Saturday, March 17, 2012

A hedonistic paradise?

That was my attempt at a witty title. As you can tell from the rest of my posts, I usually give really, really boring, descriptive, plainclothes titles. But I thought I'd be a little humorous today. :)

This morning the Dutchman and I were reading and discussing about about wine in paradise (47:15). He was quite puzzled why something forbidden (wine) would be found in heaven. So I thought I'd do a little exploration of the metaphors of paradise and hell in the Qur'an, and why wine might be used as a incentive to get there.

The Arabic word for what is usually translated as wine is khimar. Khimar appears together with maysir twice -- gambling, games of chance, and other ways of getting money without having worked for it (the root ya-sin-ra also appears 40+ more times as 'easy') -- as things that have both benefits and detriment to society (2:219, 5:90), but that there is more detriment than benefit (2:219) and should therefore be avoided (5:90). These detriments are enmity and hatred, caused by selfish desires produced when we choose to take part in these activities, and also the loss of consciousness about God when we consume intoxicants such as alcohol and drugs (5:91).

In two other verses khimar is used in a neutral way, as part of a story about two prisoners (12:36-41). It is also used once to refer to women drawing their coverings over their chests so that they will be recognised and not be harassed (24:31), but this is another issue for another post. :)

And then a description of Paradise includes a river of khimar, amongst other rivers of water, milk and honey (47:15). Why would something that is considered detrimental for us be found in heaven? Before we start thinking that heaven is a place of debauchery as a reward for all our hard work here, let me say that such a conception of heaven is too simple, and suits only our base desires.

Clingendael


I really like how Shabbir Ahmed's work on analysing the corpus of the Qur'an has produced a beautiful interpretation of the verses that describe heaven and hell, an interpretation that is more suited to the nature of the human being as a vicegerent, not desireless like angels nor merely instinctual like animals.

Both can be states of the self that begin here in this life. We build our own paradise/hell on earth through striving to make the world a better place. That includes ridding the world of injustice, helping especially the marginalised, and making sure that everyone has space to live well. We then inherit this state when we die.

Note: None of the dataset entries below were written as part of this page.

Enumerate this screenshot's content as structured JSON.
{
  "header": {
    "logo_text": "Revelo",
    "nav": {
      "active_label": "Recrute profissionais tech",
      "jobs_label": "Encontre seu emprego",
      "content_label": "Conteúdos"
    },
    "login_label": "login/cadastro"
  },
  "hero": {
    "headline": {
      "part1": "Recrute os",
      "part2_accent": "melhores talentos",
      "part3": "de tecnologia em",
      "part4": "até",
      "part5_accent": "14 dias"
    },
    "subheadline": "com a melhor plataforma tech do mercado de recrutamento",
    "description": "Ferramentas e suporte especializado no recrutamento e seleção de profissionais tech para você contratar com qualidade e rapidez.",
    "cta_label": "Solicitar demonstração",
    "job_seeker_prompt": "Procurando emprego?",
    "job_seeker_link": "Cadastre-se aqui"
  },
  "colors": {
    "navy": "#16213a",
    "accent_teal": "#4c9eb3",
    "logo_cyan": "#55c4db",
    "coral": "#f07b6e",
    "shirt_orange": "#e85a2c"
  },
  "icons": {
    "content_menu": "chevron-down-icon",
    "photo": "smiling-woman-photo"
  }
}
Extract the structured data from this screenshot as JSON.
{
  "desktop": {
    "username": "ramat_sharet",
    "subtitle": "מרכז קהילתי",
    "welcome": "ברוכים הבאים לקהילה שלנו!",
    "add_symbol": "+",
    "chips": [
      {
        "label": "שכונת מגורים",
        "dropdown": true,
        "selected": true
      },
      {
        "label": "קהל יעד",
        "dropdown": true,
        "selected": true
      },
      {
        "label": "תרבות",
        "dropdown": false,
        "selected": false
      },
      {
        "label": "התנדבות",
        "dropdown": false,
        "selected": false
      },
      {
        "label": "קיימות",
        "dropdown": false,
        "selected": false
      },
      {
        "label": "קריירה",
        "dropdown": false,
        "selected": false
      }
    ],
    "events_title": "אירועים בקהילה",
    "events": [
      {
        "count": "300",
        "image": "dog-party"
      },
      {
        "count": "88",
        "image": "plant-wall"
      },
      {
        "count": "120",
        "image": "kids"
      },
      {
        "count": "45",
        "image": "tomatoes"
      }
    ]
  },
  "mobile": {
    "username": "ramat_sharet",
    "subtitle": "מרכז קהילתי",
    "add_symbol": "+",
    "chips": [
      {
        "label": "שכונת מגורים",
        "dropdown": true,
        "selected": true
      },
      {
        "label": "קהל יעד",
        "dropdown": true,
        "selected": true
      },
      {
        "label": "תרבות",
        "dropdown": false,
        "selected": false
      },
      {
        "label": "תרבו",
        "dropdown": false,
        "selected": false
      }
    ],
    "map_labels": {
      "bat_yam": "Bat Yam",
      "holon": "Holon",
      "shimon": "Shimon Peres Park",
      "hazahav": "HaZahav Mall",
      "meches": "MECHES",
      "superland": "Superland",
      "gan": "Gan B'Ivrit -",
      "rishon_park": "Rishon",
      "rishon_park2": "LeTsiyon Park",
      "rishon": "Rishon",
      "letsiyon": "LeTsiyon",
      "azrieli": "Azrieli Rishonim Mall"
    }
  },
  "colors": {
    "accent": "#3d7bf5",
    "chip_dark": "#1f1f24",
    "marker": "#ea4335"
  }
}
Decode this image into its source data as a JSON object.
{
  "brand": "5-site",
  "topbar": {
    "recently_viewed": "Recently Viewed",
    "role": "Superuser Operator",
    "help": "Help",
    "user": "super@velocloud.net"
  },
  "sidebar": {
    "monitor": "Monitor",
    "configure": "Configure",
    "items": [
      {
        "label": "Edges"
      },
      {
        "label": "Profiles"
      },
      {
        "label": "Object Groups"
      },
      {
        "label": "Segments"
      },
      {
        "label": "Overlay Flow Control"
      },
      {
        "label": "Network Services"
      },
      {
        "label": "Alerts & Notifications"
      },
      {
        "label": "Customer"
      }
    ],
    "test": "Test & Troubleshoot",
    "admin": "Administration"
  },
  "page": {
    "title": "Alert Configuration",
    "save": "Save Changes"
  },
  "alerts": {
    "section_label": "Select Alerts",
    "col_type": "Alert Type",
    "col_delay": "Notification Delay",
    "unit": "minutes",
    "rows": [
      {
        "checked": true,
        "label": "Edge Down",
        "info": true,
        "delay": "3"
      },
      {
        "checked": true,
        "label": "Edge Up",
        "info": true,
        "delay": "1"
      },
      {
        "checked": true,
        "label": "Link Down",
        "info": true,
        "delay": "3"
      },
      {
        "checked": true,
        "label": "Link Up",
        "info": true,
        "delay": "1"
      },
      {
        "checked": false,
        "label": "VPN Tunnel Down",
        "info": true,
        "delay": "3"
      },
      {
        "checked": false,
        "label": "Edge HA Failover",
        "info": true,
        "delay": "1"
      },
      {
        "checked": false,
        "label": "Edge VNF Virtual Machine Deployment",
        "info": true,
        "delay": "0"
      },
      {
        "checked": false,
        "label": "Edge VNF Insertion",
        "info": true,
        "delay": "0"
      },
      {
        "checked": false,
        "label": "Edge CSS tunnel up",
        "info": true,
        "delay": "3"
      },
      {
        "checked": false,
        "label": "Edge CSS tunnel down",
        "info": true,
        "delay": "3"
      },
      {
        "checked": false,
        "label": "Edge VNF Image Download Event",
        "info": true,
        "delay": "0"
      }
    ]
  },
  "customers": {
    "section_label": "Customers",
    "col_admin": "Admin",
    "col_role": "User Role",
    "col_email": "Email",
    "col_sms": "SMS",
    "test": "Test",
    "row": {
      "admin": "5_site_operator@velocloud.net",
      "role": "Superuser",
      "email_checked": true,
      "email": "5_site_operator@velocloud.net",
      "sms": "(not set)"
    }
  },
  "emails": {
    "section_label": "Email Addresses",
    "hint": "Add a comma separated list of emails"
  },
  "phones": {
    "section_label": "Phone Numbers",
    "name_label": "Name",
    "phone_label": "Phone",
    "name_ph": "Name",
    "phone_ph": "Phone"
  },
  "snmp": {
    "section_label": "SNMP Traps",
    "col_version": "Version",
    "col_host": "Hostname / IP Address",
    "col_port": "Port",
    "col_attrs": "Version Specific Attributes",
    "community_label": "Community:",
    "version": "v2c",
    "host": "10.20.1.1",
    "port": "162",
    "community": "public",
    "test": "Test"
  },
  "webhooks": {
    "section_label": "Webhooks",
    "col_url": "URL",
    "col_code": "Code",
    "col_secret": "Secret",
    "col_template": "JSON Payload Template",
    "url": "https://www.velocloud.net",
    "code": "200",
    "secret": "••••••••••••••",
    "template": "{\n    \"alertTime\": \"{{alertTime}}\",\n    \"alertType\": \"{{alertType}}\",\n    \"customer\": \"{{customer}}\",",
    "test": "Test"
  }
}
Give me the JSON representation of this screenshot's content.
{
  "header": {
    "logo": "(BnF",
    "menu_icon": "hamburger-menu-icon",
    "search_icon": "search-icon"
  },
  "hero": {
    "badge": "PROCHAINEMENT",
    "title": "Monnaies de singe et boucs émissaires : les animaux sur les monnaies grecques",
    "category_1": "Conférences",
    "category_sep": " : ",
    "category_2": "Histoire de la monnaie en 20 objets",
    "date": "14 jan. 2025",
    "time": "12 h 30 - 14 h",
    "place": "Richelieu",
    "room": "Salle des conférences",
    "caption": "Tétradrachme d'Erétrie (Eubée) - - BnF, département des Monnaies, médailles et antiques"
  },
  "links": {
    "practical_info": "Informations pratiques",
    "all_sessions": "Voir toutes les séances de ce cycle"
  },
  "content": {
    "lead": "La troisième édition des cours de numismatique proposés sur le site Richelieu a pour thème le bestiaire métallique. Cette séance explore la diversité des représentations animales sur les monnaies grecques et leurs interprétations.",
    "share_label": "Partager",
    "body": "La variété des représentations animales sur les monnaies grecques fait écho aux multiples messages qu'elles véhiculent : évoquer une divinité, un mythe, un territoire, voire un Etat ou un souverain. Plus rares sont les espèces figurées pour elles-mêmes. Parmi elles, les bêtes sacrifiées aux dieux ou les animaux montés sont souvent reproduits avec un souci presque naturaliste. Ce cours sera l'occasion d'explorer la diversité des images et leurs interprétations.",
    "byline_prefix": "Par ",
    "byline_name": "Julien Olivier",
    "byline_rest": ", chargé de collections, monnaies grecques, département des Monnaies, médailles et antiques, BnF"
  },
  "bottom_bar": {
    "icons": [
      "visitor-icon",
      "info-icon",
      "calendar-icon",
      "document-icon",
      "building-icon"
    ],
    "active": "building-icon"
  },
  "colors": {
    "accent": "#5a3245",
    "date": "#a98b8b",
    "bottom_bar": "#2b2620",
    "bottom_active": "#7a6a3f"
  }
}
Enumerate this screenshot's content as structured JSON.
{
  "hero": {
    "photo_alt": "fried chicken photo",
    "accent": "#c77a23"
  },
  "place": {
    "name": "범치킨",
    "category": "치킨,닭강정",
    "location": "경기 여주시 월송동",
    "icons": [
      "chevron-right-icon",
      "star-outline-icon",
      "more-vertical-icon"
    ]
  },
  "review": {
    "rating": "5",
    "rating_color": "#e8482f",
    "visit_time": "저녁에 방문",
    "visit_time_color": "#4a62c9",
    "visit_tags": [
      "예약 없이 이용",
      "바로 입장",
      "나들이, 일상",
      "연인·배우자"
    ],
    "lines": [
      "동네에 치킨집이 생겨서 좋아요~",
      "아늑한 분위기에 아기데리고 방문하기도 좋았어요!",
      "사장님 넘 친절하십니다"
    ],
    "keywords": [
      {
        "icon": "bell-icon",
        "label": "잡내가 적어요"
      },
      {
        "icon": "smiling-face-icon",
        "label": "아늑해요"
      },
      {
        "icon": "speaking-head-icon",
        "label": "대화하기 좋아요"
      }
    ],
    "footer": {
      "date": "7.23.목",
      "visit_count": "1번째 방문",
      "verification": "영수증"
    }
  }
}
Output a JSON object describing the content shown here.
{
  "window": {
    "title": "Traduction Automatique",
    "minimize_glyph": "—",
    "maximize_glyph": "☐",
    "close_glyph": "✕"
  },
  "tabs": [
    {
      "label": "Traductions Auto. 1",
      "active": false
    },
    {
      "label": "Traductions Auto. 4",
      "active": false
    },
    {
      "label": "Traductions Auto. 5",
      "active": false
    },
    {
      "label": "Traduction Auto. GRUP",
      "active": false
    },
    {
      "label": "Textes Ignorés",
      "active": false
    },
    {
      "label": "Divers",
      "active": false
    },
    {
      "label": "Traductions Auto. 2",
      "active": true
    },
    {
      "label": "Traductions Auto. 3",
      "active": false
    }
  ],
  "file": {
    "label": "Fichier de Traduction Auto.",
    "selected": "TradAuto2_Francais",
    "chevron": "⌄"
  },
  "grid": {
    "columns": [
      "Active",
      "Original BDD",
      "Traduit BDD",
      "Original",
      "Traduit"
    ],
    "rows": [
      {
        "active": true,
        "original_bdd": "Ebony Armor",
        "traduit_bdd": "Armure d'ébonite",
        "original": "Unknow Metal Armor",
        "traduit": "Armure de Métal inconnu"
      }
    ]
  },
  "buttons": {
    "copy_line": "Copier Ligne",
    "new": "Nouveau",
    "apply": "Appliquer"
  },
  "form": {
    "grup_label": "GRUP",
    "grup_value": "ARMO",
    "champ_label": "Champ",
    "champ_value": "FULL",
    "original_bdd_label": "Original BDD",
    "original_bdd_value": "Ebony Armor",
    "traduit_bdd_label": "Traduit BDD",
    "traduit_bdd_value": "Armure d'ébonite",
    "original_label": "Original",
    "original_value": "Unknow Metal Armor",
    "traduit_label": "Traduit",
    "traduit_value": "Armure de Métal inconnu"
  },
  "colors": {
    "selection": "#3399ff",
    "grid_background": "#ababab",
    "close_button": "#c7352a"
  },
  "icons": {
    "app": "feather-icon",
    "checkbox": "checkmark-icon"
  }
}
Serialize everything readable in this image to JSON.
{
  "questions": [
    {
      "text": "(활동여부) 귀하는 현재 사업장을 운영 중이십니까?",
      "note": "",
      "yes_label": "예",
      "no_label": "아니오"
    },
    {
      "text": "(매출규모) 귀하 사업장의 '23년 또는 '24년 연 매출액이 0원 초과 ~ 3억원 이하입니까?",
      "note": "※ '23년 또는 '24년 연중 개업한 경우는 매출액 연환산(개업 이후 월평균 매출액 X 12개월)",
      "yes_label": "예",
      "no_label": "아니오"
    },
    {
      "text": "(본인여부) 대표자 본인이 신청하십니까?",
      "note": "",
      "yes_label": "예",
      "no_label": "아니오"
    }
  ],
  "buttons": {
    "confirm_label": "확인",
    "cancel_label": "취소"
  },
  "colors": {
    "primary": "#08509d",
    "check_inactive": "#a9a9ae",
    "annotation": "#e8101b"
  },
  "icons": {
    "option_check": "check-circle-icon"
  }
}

Paradise/hell is also the state of our own self. Paradise can be when we strive for our self to progress, and hell is when we live only to survive and there is no meaning in our lives. Thus these descriptions of paradise/hell are more than literal, but we can only understand them at our current level of human understanding.

The khimar found in paradise is then, not simply the wine/alcohol that we know, but a drink that does not have the detriment of hangovers and the loss of the conscious mind. We are given descriptions of heaven as containing fine food, drink, clothes, companions and places of repose. But most importantly, heaven is where we have the forgiveness of God. In 47:15 we are asked if the description of heaven is the same as that of hell -- we are told to use our reason.

Everything in paradise is good -- and infinitely multiply that meaning of good beyond what we can understand now. I once saw a Christian video giving the metaphor of paradise/hell being more than our five senses. For example, the part of the electromagnetic spectrum is only visible to our eyes from 390 to 750 nanometres, but perhaps in heaven we can see even more wavelengths!

Keukenhof

There are richer meanings: heaven is not simply a place of debauched living after suffering on earth, it is something we work towards now and then inherit it later.